Safeway (Channel Islands) logo

Between 2005 and 2011, CI Traders/ Sandpiper CI operated the Safeway stores in Guernsey and Jersey. When Safeway was bought by Morrisons, the decision was made to sell the Safeway Channel Islands stores, where the stores joined SandpiperCI until they were purchased by Waitrose and converted.

===CI Hospitality===
CI Hospitality operates in excess of 80 pubs across the islands. The hospitality division is now run separately as Liberation Group.

=== Cimandis ===
A foodservice wholesale and distribution business, Cimandis, was sold to Bidvest 3663 in 2015. As of 2019, the business continues to be branded Cimandis Foodservice.

===Gourmet Burger Kitchen===
In 2013, SandpiperCI operated two Gourmet Burger Kitchen restaurants in Guernsey and Jersey.

=== L'Abeille ===
L'Abeille, a French soft drinks manufacturer based in Nantes, was bought by a Jersey brewer in 1989 and merged to form Channel Islands Traders in 2002. The business was sold in 2009.

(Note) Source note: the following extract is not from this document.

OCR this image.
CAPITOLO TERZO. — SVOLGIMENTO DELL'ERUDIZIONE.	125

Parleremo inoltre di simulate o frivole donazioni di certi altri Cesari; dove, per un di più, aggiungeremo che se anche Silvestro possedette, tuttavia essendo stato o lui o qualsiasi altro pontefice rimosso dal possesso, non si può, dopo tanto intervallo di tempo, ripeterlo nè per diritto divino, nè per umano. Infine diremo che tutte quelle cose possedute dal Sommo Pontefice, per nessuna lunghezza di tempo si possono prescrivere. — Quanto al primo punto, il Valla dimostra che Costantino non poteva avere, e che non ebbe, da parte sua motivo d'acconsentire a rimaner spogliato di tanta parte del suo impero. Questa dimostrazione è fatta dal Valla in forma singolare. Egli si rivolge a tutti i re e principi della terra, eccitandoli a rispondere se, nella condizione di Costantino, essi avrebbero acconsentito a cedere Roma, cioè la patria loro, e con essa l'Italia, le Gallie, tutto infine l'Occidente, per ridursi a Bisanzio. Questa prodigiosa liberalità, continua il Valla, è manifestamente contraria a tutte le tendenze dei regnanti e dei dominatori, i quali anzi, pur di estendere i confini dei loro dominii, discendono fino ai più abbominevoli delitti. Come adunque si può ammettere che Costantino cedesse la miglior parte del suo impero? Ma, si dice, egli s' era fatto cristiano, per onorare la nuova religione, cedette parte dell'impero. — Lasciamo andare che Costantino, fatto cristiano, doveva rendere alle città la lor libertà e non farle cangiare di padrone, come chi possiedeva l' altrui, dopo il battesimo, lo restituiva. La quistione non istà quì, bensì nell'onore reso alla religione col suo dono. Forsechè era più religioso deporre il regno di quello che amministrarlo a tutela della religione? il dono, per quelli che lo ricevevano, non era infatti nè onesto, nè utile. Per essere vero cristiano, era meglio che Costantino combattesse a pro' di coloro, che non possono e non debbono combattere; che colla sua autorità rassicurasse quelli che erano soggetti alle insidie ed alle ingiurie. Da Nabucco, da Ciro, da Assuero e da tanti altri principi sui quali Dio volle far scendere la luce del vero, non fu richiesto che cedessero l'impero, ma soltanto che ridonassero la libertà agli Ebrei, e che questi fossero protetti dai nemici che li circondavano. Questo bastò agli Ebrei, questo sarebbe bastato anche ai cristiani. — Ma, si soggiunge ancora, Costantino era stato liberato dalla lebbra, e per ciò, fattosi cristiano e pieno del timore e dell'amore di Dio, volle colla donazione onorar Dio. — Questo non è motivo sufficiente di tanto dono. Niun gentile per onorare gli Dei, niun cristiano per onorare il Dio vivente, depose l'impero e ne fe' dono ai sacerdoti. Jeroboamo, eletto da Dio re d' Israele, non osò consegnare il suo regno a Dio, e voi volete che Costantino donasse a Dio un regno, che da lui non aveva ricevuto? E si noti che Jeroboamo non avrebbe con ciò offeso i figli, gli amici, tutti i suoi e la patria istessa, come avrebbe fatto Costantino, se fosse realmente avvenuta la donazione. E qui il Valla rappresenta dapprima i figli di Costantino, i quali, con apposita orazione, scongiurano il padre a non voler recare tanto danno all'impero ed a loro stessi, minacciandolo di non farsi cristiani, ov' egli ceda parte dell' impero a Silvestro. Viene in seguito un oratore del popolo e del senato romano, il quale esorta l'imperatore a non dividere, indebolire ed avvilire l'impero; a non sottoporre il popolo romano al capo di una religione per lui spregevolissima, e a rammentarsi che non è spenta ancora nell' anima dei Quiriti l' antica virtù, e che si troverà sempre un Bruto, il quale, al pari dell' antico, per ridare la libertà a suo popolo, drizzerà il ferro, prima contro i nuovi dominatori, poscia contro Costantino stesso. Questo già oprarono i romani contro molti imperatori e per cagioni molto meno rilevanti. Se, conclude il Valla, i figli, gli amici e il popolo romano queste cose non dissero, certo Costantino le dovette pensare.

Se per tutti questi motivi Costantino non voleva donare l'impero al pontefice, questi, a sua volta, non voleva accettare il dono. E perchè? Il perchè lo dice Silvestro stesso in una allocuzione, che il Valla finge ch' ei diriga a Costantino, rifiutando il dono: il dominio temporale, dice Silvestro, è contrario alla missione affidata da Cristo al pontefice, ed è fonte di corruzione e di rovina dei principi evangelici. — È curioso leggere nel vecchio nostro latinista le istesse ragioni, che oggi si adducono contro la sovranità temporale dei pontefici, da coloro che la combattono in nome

===Pet and Home Discount Centre===
In 2014, Sandpiper started its Pet and Home Discount Centre branded 'shop-in-shops'. Three stores opened in Jersey, and one opened in Guernsey. All stores quietly closed the same year. The 'shop-in-shop' areas that Pet and Home Discount Centre took up now house Checkers Xpress, Iceland, and Wine Warehouse stores.